Corpus Juris, volume 10, p. 154, says:

"Par. 194, 6. Reasonableness of Limitations. — The validity of stipulations limiting the carrier's liability is
to be determined by their reasonableness and their conformity to the sound public policy, in accordance
with which the obligations of the carrier to the public are settled. It cannot lawfully stipulate for
exemption from liability, unless such exemption is just and reasonable, and unless the contract is freely
and fairly made. No contractual limitation is reasonable which is subversive of public policy.

"Par. 195. 7. What Limitations of Liability Permissible. — a. Negligence — (1) Rule in America — (a) In
Absence of Organic or Statutory Provisions Regulating Subject — aa. Majority Rule. — In the absence of
statute, it is settled by the weight of authority in the United States, that whatever limitations against its
common-law liability are permissible to a carrier, it cannot limit its liability for injury to or loss of goods
shipped, where such injury or loss is caused by its own negligence. This is the common law doctrine and it
makes no difference that there is no statutory prohibition against contracts of this character.
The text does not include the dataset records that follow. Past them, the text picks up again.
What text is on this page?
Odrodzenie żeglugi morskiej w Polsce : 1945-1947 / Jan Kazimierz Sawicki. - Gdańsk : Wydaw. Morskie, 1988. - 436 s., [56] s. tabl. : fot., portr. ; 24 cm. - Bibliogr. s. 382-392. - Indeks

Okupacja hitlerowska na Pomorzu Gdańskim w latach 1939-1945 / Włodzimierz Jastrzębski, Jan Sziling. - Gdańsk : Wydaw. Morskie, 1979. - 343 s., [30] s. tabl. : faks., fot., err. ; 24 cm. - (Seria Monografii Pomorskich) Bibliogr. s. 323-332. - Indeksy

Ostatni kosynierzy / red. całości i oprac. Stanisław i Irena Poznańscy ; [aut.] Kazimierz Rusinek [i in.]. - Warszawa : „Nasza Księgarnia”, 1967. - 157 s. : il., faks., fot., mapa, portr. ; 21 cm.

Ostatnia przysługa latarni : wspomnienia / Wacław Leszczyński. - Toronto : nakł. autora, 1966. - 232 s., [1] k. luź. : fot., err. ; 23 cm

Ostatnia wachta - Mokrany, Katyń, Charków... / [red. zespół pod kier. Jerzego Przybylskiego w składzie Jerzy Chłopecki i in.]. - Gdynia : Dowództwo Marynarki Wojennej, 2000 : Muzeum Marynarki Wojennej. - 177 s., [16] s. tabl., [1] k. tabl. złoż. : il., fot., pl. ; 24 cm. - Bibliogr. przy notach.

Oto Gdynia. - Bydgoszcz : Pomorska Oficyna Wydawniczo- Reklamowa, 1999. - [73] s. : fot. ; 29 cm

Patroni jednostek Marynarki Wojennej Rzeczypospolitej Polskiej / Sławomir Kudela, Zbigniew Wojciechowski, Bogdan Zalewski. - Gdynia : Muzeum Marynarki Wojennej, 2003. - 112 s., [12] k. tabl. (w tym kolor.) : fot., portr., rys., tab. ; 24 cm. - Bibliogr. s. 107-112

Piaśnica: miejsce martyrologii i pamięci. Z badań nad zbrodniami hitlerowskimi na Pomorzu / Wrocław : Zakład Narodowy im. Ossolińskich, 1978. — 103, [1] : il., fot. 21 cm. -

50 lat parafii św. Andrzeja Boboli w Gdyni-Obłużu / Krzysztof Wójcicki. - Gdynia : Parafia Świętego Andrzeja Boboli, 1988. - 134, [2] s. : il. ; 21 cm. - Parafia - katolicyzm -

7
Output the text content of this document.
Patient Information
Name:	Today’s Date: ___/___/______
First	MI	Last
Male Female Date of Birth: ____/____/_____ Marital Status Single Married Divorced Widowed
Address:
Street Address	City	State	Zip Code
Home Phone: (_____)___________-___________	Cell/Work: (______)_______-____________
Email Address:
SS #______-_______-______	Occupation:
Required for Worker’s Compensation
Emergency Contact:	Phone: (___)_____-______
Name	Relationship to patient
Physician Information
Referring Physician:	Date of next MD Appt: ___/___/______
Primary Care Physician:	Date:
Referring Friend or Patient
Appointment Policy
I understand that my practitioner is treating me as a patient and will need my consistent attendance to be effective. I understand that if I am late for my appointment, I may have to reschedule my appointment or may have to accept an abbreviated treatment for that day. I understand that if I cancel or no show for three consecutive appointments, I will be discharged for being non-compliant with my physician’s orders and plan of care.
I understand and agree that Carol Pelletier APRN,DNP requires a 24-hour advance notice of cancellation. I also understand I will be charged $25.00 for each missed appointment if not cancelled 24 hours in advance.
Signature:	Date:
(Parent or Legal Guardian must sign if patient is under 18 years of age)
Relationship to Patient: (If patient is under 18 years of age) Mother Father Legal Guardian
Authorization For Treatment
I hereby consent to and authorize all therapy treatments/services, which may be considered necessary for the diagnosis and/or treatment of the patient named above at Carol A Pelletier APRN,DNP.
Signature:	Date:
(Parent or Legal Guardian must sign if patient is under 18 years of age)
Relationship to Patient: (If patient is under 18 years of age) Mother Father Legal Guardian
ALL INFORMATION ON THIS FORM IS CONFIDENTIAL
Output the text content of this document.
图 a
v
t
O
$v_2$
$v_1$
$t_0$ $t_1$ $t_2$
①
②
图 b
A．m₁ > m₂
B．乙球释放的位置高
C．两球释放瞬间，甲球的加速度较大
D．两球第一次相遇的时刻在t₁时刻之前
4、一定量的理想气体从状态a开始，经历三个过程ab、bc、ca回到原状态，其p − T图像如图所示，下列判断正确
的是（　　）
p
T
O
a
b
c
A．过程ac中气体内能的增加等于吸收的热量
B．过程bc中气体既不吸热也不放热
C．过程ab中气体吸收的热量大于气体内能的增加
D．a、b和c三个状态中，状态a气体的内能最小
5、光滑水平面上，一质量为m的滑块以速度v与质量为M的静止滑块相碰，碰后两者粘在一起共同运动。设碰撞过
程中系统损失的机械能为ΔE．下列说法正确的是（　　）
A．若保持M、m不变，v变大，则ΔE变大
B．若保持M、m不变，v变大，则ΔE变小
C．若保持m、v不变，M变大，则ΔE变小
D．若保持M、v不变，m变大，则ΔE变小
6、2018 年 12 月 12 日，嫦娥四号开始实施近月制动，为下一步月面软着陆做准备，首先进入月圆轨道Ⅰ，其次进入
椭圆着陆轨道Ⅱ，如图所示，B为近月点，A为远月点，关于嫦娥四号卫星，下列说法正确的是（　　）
"Par. 196. bb. Considerations on which Rule Based. — The rule, it is said, rests on considerations of
public policy. The undertaking is to carry the goods, and to relieve the shipper from all liability for loss or
damage arising from negligence in performing its contract is to ignore the contract itself. The natural
effect of a limitation of liability against negligence is to induce want of care on the part of the carrier in
the performance of its duty. The shipper and the common carrier are not on equal terms; the shipper must
send his freight by the common carrier, or not at all; he is therefore entirely at the mercy of the carrier
unless protected by the higher power of the law against being forced into contracts limiting the carrier's
liability. Such contracts are wanting in the element of voluntary assent.

"Par. 197. cc. Application and Extent of Rule — (aa) Negligence of Servants. — The rule prohibiting
limitation of liability for negligence is often stated as a prohibition of any contract relieving the carrier
from loss or damage caused by its own negligence or misfeasance, or that of its servants; and it has been
specifically decided in many cases that no contract limitation will relieve the carrier from responsibility
for the negligence, unskillfulness, or carelessness of its employer." (Cited in Ysmael and Co. vs. Barreto,
51 Phil. 90, 98, 99).

In view of the foregoing, the decision appealed from is affirmed, with costs against the appellant.